4

I'm needing to write a MIPS assembler in C/C++. Before I start just writing some code, I think I should actually take some time and do some planning first. There is about 15 MIPS instructions I need to account for, include J, but not JR. The program needs to take in a file that has .text,.data, and .word sections along with labels, then output a file with the first line being in decimal with the number of instructions and the number of words of data. The rest is the machine code encoded in hex. The final set of lines consists of hexadecimal values representing the initial values of the words in the data segment. I know I'll need to do 2 passes to first parse the labels and JUMP instruction. Basically I'm just looking for advice on how to setup the data structures. Should I do an array of strings that hold the OPCODE, the RS, RT, RD, etc... then convert that to hex somehow? Or is there a better way to do this from someone that has any advice/experience? Thanks for your help/suggestions!

  • 5
    Read up on lexing and parsing and even compiler theory. – Thomas Matthews Jan 30 '15 at 01:45
  • 3
    @ThomasMatthews he has to ? well, unless he needs to assemble some specific syntax with tricky expressions – mangusta Jan 30 '15 at 02:13
  • 1
    Check out my suggestion for writing an assembler using parsing technology: http://stackoverflow.com/a/1317779/120163 – Ira Baxter Jan 30 '15 at 02:54
  • 1
    You *are* aware that there are plenty of perfectly good MIPS assemblers out there already, right? (Or is this a class project?) –  Jan 30 '15 at 04:02
  • 1
    @duskwuff Yes, it is for a class project, that is why I'm wanting to do it myself and not just copy code. I am however looking for a little help in setting up the structure/(s) needed. – CoderRightInTheProgram Jan 30 '15 at 05:06
  • 2
    A MIPS assembler is rather more complex than an assembler for most ISAs, due to features like pseudo-instructions and branch delay slots. – EOF Jan 30 '15 at 09:44
  • If this is just an assembler, that all you should have to generate is obj code, right? You just need to match the asm nemonic's to the the correct machine code instructions. Classic theory. You generate a top to bottom left to right b-tree and you are off to the races. – FlyingGuy Feb 10 '15 at 04:00

1 Answers1

1

I actually did this a long time ago for something related to a class project! You're right about having to do 2 passes. However, don't use an array of strings for the registers. In fact you don't need to use strings at all. You can put the OPCODE in an enum, and the registers in an enum. For 15 instructions, you can easily do most of the work by handcoding switch-case, if-else statements rather than designing a fully generalized solution. It might be tempting to use regular expressions, but for your problem it's not worth the effort (though you should definitely use any opportunity you get to learn regex if you have the time!). Then use hashmap-like structures to map between the registers and OPCODE and their HEX values, and use those. You can do any address calculations directly in code.

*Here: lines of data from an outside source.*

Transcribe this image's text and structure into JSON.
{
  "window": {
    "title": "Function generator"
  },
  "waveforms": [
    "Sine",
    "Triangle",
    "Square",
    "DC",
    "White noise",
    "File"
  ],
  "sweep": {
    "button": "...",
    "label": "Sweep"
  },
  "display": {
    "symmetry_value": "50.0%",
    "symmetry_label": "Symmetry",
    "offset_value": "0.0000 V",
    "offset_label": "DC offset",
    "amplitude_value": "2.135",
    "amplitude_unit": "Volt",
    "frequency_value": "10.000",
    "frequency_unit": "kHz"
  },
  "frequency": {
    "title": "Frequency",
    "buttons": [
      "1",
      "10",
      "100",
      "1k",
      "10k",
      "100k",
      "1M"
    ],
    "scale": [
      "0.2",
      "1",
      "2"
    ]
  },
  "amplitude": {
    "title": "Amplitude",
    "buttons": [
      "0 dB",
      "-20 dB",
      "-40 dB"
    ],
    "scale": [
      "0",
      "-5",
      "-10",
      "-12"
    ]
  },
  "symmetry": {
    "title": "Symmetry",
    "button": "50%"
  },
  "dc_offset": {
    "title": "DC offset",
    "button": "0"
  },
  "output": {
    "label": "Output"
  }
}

This is just a suggestion, you should definitely experiment. My main point is that if you are reading a string, you shouldn't store it in the same form when you can process it first and store something (read: object) more meaningful.

Basically, you only need the first pass for the labels etc. You can do everything else in the second pass. If you look at the basic typical compiler/assembler flow chart in any O/S textbook, you can easily emulate each step - that's what I did.

Hope this helps!

Aniruddha
  • 338
  • 1
  • 2
  • 6